Atatiana Jefferson. was killed nearly three weeks ago on Oct. 12. The 28-year-old was shot fatally shot by former Fort Worth police officer Aaron Dean. The murder trial is on the way and a judge has made his first major ruling.
According to WFAA, Judge David Hagerman “issued a gag order in the murder trial of a white Fort Worth police officer who shot a Black woman in her home.” He wrote in the ruling,. “An order restricting publicity in this case is necessary in order to prevent imminent and irreparable harm to the judicial process.”
The ruling also read, “Any attorney participating in, or any attorney associated with the trial of this cause…as well as the Defendant and any personnel of the Tarrant County Criminal District Attorney’s Office, shall not furnish any statement or information…”

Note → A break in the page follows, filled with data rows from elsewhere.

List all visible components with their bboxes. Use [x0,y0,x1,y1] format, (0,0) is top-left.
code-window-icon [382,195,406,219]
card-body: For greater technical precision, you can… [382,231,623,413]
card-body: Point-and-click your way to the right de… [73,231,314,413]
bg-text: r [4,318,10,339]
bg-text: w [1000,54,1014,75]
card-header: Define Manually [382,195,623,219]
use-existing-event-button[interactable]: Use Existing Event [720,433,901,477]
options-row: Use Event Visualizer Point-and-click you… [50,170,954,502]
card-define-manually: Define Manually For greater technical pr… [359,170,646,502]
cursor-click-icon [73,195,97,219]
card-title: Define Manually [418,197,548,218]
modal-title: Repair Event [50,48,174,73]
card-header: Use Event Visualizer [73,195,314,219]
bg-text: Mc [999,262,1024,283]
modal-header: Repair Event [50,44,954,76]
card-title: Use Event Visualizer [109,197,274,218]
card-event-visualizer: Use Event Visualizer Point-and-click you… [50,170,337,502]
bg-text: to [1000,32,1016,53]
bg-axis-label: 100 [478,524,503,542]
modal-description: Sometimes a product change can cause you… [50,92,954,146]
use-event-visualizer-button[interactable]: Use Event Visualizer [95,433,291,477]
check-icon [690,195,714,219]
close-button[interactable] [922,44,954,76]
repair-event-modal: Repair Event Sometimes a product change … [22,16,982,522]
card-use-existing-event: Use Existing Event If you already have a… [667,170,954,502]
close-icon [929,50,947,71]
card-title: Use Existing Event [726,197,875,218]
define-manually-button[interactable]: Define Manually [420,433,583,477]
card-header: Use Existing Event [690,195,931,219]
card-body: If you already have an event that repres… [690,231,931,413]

On early Saturday morning, Oct. 12, an officer responded because a concerned neighbor requested a wellness check. Atatiana Jefferson died about 2:30 a.m. local time, after an officer killed her in her own home by shooting his gun through a window. Jefferson was reportedly playing video games with her nephew.
Bodycam footage showed that Jefferson was shot within four seconds of the officer arriving.
Dean was arrested and charged with murder, but not before he was allowed to resign from the police force. He was released on bond after spending fewer than four hours in jail.
Since June of this year, Fort Worth police have fatally six people, four of them being Black.
Mayor Betsy Price is blaming Jefferson’s killing and the others on a “rookie” mistake. Dean was only on the force for 18 months. “One thing I do have concerns about, and Chief Kraus is already addressing it, is the pairing of two rookies together, particularly on a late-night shift,” the mayor stated. She claims that is “quickly being undone.”
There have been calls for her to step down, which she responded with, “I think that everybody’s entitled to their own opinion,” Price said. See the interview below:
Hopefully, Dean will not get any hugs or a Bible from the judge during the trial.